With regard to allergy, the potential concerns include: transfer of a known allergen, creation of a new allergen, or having a plant produce more of a protein that is or may be an allergen. The Codex Alimentarius Commission of the World Health Organization has recommended a “weight-of-evidence” approach to evaluate GM foods for allergy risks, meaning that multiple forms of safety assessment are undertaken and considered. These include studies to address: Has the protein introduced caused allergy or illness when previously eaten? Does the protein resemble the many well-characterized allergenic proteins? Does it behave like typical allergens, for example with resistance to digestion? Does it alter the amount of proteins, including any allergens, the plant was making?
Although there is currently no evidence that GM foods are more allergenic or have somehow contributed to the apparent increase in food allergies, there are no comprehensive studies on this topic.
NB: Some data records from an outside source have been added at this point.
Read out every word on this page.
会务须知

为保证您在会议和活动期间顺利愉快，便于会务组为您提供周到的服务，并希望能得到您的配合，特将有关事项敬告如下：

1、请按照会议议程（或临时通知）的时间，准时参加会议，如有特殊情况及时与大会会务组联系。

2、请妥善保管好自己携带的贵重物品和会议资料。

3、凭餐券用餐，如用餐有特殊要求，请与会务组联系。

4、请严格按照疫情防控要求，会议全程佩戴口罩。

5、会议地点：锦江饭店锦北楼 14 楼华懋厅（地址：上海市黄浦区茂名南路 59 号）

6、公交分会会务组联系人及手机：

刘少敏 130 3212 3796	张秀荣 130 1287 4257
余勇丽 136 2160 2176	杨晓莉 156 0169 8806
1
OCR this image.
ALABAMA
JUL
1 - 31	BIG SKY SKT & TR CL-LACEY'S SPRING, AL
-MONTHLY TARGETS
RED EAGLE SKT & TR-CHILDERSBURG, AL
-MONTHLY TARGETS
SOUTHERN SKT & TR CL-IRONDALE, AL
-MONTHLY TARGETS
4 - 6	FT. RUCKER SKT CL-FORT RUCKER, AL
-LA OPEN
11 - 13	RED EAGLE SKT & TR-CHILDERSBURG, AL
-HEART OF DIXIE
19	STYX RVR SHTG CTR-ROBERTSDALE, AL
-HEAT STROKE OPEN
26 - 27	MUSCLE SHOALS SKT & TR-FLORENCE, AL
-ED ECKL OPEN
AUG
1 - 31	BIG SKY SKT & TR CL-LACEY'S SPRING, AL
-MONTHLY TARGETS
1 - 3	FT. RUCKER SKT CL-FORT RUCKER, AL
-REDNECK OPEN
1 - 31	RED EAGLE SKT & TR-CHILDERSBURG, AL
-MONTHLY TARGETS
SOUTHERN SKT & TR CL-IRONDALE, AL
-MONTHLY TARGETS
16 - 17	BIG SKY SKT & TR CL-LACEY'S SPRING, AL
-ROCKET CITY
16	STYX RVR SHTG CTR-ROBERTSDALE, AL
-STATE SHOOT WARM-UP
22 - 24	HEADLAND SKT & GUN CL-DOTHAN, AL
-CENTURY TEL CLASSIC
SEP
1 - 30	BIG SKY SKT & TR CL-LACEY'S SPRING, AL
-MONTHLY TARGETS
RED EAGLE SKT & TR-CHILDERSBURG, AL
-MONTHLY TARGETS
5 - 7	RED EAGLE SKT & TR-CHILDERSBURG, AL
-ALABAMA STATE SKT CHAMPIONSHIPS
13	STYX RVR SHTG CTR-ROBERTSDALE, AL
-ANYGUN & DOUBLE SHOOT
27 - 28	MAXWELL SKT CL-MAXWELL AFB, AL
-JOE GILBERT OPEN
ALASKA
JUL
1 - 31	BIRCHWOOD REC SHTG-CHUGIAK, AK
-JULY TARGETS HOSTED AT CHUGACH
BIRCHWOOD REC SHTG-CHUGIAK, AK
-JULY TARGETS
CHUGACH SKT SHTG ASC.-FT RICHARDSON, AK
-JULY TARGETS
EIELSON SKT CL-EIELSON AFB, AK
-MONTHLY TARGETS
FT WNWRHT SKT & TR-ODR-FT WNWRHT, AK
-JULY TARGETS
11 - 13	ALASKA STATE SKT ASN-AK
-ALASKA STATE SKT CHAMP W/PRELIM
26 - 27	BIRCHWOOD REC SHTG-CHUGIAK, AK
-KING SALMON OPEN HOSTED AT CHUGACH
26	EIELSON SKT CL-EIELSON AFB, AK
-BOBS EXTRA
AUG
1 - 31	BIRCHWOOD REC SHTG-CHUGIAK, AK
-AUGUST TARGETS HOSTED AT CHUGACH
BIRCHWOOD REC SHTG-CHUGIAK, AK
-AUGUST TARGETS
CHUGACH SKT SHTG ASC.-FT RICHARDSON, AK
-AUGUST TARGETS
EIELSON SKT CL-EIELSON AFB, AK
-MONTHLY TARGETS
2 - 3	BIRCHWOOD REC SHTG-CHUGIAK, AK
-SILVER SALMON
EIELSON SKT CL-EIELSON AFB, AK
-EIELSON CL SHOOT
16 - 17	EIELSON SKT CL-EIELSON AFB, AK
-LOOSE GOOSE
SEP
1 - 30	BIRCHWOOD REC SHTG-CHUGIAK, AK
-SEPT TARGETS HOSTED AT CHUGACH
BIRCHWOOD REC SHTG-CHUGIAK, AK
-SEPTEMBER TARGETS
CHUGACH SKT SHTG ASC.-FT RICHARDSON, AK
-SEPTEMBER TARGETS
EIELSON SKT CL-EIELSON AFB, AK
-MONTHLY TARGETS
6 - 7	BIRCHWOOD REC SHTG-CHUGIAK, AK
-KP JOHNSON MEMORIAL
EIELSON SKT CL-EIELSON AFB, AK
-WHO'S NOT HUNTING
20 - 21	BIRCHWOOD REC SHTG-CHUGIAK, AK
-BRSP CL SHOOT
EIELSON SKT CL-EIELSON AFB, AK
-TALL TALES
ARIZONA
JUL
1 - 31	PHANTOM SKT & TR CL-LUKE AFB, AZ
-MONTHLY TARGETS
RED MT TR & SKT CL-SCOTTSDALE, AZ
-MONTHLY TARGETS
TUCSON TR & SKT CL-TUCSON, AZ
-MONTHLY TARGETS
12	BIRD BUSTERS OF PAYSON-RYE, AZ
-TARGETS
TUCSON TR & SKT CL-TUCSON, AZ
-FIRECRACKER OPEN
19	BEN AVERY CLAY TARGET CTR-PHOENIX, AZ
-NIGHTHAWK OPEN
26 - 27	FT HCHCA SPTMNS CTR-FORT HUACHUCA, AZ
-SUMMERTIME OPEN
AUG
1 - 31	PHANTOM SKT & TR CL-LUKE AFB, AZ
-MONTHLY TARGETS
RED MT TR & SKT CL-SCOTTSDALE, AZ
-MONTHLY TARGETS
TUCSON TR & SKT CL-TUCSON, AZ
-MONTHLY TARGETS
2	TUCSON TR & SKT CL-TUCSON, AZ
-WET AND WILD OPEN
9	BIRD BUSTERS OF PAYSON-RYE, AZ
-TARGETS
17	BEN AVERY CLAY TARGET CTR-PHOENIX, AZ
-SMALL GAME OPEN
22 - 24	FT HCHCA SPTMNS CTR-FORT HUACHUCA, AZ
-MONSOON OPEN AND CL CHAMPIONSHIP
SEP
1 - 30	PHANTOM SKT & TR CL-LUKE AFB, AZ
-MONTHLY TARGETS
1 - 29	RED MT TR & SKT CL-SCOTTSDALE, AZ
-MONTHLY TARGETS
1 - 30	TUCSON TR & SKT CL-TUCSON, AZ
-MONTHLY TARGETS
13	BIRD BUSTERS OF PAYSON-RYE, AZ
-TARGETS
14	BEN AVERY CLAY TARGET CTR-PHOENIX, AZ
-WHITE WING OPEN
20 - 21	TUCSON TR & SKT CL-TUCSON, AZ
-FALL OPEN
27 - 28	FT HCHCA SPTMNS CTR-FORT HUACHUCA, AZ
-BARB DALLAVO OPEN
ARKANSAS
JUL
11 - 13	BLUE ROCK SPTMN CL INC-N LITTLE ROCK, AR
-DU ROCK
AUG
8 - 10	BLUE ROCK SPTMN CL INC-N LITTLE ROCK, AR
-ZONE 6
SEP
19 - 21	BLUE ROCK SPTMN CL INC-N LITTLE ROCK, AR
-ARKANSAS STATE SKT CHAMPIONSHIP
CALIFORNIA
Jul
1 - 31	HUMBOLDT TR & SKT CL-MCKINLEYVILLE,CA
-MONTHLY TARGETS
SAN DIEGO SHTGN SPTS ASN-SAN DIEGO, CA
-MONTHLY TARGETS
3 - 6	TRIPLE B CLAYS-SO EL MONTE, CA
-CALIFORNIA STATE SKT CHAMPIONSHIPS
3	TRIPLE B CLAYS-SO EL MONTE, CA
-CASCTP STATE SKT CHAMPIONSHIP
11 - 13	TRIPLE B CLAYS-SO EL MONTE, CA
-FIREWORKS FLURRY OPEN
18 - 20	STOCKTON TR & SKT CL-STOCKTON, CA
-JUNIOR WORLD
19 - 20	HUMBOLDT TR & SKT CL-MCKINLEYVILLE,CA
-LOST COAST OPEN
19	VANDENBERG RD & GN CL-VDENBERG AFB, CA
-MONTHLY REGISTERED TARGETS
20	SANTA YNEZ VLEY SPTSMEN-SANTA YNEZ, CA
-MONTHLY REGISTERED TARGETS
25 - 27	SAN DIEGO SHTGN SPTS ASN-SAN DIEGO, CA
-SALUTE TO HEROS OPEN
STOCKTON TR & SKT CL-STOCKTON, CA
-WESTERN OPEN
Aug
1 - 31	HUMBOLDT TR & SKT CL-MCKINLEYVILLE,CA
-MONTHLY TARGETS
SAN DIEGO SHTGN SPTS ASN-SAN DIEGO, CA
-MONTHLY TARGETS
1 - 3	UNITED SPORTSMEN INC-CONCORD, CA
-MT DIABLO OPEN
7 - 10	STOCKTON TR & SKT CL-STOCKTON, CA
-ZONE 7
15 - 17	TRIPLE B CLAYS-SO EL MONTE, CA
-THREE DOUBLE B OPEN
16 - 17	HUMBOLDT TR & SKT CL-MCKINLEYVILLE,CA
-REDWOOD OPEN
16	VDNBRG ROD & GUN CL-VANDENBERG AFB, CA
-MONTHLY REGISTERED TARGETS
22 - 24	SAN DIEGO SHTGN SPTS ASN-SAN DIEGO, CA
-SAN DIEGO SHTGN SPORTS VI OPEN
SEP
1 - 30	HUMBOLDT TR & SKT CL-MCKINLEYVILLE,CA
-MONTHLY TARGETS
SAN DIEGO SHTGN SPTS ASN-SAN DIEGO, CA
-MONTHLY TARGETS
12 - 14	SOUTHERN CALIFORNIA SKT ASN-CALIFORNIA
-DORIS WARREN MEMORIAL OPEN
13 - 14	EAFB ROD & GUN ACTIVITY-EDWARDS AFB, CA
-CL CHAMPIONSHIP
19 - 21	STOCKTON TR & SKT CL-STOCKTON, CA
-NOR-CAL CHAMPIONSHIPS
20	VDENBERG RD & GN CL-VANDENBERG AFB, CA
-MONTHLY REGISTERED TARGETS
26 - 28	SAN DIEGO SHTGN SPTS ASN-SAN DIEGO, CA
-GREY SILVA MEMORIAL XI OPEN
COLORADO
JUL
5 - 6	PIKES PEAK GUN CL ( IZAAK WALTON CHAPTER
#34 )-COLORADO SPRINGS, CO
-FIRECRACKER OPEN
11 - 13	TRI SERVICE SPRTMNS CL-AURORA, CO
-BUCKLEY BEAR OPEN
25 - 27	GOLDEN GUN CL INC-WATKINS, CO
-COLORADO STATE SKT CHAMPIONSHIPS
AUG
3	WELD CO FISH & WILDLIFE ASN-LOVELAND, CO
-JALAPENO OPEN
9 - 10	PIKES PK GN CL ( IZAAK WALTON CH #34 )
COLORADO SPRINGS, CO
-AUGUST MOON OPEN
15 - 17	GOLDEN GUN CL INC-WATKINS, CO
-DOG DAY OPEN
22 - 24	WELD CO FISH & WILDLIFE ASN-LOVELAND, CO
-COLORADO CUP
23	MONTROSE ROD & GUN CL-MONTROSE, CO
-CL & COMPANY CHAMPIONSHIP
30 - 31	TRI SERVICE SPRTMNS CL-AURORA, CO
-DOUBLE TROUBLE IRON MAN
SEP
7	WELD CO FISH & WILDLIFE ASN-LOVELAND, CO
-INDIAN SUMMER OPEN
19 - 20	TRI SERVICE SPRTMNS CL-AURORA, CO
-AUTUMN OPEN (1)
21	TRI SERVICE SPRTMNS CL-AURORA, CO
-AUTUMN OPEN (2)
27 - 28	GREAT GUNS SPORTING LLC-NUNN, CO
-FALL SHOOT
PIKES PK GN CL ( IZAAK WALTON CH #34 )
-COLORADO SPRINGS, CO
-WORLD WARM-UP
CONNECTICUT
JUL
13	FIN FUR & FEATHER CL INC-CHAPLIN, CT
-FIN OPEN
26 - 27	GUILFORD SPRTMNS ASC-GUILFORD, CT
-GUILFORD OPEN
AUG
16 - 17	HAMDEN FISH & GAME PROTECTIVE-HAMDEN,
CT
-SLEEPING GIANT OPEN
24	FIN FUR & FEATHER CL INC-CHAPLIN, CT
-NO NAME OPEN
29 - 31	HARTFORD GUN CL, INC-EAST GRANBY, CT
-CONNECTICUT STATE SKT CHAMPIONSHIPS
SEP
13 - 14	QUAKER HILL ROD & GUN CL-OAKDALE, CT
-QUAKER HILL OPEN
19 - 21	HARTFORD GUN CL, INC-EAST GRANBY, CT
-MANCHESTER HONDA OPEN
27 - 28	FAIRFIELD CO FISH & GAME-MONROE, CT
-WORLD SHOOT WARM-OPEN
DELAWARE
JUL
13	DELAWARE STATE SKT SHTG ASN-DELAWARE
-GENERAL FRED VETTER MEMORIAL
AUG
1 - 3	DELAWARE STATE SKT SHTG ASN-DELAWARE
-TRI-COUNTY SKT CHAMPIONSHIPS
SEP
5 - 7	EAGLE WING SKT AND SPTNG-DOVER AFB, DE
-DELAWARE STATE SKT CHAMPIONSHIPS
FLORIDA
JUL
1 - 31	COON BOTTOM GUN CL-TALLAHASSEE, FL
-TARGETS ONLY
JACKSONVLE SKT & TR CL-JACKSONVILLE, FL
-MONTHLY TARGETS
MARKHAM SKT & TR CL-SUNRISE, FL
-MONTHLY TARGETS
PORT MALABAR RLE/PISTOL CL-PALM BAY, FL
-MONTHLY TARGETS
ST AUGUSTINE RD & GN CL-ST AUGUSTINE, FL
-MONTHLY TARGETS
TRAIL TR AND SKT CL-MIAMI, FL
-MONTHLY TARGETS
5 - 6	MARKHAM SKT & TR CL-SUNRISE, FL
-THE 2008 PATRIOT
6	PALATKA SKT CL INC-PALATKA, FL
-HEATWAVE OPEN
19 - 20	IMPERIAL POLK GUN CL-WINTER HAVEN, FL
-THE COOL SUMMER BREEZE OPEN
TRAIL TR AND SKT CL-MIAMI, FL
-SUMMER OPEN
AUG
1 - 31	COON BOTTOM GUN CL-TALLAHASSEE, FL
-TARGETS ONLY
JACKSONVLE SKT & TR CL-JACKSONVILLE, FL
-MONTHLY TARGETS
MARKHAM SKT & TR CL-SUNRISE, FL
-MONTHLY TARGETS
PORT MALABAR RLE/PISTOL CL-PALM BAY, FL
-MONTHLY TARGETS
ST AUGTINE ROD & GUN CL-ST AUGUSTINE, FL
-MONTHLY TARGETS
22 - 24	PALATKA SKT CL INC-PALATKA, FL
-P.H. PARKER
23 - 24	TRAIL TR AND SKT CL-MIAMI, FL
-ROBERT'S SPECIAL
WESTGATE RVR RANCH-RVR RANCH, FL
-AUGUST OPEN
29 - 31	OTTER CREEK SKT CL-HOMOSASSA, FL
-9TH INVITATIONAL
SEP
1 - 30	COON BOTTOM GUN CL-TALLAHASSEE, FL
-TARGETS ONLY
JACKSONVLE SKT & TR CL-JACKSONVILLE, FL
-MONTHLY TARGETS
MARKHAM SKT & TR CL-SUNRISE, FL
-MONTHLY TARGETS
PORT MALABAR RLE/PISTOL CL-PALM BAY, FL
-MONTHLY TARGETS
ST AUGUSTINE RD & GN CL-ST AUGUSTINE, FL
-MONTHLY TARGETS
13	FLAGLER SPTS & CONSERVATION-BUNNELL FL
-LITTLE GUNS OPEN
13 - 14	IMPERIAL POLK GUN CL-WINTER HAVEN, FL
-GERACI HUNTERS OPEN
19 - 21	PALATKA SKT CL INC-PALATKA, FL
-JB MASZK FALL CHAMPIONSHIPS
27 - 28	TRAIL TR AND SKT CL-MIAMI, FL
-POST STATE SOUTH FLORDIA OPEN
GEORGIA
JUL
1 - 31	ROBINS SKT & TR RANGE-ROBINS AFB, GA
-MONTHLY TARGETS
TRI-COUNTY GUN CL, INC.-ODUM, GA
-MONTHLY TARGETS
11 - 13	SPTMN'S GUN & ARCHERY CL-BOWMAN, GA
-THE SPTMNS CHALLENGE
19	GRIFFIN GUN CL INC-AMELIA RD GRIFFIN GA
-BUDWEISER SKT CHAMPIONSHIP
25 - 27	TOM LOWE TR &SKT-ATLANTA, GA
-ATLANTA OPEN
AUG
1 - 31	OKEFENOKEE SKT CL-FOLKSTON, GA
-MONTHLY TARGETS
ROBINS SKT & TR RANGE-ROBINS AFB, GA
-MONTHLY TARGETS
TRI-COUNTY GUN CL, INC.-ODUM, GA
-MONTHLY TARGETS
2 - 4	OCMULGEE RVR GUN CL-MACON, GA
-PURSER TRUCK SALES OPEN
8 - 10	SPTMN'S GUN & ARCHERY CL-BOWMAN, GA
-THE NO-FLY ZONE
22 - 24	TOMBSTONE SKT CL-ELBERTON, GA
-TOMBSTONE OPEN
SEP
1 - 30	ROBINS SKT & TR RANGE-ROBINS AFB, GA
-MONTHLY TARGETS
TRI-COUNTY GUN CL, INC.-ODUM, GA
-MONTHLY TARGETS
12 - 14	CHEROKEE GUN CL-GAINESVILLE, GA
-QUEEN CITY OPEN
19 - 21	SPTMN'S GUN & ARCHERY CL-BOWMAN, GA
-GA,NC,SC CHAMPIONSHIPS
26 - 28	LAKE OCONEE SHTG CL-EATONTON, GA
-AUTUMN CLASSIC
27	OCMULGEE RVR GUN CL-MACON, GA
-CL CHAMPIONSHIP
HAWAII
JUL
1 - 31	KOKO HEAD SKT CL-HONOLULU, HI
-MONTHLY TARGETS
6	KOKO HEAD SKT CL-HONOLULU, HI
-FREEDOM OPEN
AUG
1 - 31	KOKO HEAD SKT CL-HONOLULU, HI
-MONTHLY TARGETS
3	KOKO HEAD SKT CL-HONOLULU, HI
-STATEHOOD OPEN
Most experts do not include GM foods high on their “working list” of reasons for the increase in food allergy because there is little scientific reason to suspect a connection, and many other theories are more compelling. However, attention to the risk of allergy is an ongoing concern.
Additional crops and also GM animals are under study. Experiments are also underway to use genetic engineering to develop less allergenic forms of common food allergens. It remains a key focus to ensure the safety of these foods from an allergic point of view in the future, but the products currently on the market have been widely studied and appear to be safe.